Note: In some texts, I’ve seen the correction applied directly to the standard error itself: $$ e_x = \frac{ \sigma_s}{\sqrt{n-1}} $$ In these cases, the sample standard deviation is calculated without Bessel’s correction: $$ \sigma_s = \sqrt{ \frac{1}{n} \cdot \sum_{i=1}^n (x_i-\bar{x})^2 } $$ While this method still produces a mathematically equivalent standard error, it’s not recommended, as the standard deviation calculated this way is underestimated.

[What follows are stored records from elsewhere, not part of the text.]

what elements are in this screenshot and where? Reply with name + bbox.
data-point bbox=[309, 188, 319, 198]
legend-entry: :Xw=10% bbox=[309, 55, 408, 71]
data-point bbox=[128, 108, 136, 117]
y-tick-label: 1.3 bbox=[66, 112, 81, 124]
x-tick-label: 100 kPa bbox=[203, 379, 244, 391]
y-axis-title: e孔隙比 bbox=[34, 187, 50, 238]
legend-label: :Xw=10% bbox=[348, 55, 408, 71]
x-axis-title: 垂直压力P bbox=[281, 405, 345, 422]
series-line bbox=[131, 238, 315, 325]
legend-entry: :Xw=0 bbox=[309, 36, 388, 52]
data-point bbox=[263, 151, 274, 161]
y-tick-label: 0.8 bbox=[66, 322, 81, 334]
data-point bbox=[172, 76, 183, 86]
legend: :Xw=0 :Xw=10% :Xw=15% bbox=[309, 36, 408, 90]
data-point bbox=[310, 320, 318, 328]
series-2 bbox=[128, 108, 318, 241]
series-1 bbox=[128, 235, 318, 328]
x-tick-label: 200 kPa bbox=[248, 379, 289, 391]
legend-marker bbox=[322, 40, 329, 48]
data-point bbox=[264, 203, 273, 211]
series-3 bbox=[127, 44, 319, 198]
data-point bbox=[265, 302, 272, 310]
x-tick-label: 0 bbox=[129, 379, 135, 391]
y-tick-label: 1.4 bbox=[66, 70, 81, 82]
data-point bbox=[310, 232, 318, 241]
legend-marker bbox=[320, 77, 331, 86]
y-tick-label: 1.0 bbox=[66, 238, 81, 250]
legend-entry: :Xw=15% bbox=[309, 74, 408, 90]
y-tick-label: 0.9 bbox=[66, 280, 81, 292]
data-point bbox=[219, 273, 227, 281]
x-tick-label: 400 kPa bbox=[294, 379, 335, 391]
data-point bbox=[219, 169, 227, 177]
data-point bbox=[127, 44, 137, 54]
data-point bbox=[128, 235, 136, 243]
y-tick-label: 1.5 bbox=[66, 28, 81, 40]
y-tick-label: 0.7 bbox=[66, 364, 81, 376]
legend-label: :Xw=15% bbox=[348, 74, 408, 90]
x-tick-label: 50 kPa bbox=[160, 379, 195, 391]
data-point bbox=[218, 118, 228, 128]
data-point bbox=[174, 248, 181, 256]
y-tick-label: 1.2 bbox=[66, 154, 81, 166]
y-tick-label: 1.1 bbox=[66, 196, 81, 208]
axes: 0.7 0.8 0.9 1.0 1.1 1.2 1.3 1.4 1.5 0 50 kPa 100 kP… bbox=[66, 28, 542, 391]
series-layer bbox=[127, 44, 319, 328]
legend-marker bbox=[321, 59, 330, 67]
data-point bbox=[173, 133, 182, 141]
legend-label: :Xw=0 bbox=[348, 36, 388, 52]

From a mathematical standpoint, the final result for the standard error is the same: $$ e_x = \frac{s}{\sqrt{n}} $$ $$ e_x = \frac{ \sqrt{ \frac{1}{n-1} \cdot \sum_{i=1}^n (x_i-\bar{x})^2 } }{\sqrt{n}} $$ $$ e_x = \sqrt{ \frac{1}{n-1} \cdot \sum_{i=1}^n (x_i-\bar{x})^2 } \cdot \frac{ 1 }{\sqrt{n}} $$ $$ e_x = \sqrt{ \frac{ 1 }{\sqrt{n}} \cdot \frac{1}{n-1} \cdot \sum_{i=1}^n (x_i-\bar{x})^2 } $$ $$ e_x = \sqrt{ \frac{ 1 }{\sqrt{n}} \cdot \sum_{i=1}^n (x_i-\bar{x})^2 } \cdot \frac{1}{\sqrt{ n-1 }} $$ $$ e_x = \sigma_s \cdot \frac{1}{\sqrt{ n-1 }} $$ $$ e_x = \frac{ \sigma_s}{\sqrt{ n-1 }} $$ Where $ \sigma_s $ is the sample standard deviation formula instead of the population version. $$ \sigma_s = \sqrt{ \frac{1}{n} \cdot \sum_{i=1}^n (x_i- \bar{x})^2 } $$

And so on.